Mais il est important de réaliser que les insultes plus articulées n'ont pas plus de poids. Un commentaire comme
L'auteur est un dilettante prétentieux.
n'est en fait qu'une version prétentieuse de "t'es une tapette".
DH1. Ad Hominem.
Une attaque ad hominem n'est pas tout à fait aussi faible que de simples insultes. Elle peut en fait avoir un certain poids. Par exemple, si un sénateur écrivait un article disant que les salaires des sénateurs devraient être augmentés, on pourrait répondre :
Bien sûr qu'il dirait ça. C'est un sénateur.
Cela ne réfuterait pas l'argument de l'auteur, mais cela pourrait au moins être pertinent pour le cas. C'est encore une forme très faible de désaccord, cependant. S'il y a quelque chose qui ne va pas dans l'argument du sénateur, vous devriez dire ce que c'est ; et s'il n'y en a pas, quelle différence cela fait-il qu'il soit sénateur ?
Dire qu'un auteur n'a pas l'autorité pour écrire sur un sujet est une variante de l'ad hominem - et une sorte particulièrement inutile, car de bonnes idées viennent souvent d'outsiders.
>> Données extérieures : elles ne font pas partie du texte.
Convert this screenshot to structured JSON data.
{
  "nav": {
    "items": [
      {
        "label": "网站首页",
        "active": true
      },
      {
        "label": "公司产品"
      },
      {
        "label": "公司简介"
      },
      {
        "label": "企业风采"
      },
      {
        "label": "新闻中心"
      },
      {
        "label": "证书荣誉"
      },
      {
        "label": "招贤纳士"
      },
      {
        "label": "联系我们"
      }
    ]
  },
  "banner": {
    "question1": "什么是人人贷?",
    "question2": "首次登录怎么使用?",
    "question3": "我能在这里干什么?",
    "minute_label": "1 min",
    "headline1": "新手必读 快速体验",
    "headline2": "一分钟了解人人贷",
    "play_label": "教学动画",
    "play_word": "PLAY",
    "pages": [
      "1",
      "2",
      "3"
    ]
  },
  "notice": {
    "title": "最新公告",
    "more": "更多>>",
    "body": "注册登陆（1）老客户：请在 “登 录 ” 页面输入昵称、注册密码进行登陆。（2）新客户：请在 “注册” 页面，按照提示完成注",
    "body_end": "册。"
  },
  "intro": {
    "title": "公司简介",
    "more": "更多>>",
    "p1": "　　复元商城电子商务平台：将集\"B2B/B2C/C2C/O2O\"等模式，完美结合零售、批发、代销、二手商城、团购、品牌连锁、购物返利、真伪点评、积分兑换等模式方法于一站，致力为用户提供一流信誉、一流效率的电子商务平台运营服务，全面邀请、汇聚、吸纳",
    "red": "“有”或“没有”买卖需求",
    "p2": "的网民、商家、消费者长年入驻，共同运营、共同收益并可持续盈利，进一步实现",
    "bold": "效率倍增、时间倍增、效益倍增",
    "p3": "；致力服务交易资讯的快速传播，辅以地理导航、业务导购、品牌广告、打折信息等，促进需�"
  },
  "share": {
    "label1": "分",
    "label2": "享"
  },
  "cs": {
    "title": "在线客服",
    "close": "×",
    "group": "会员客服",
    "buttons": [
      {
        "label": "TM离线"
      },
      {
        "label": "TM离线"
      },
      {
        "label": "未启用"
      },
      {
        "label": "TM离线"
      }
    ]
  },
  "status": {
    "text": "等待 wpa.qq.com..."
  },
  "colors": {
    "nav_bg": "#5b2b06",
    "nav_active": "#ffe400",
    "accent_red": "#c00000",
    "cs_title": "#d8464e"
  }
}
La question est de savoir si l'auteur a raison ou non. Si son manque d'autorité l'a amené à faire des erreurs, soulignez-les. Et s'il n'en a pas fait, ce n'est pas un problème.
DH2. Répondre au Ton.
Le niveau suivant, nous commençons à voir des réponses à l'écriture, plutôt qu'à l'écrivain. La forme la plus faible de ces réponses est de désapprouver le ton de l'auteur. Par exemple :
Je n'arrive pas à croire que l'auteur rejette l'intelligent design avec tant de désinvolture.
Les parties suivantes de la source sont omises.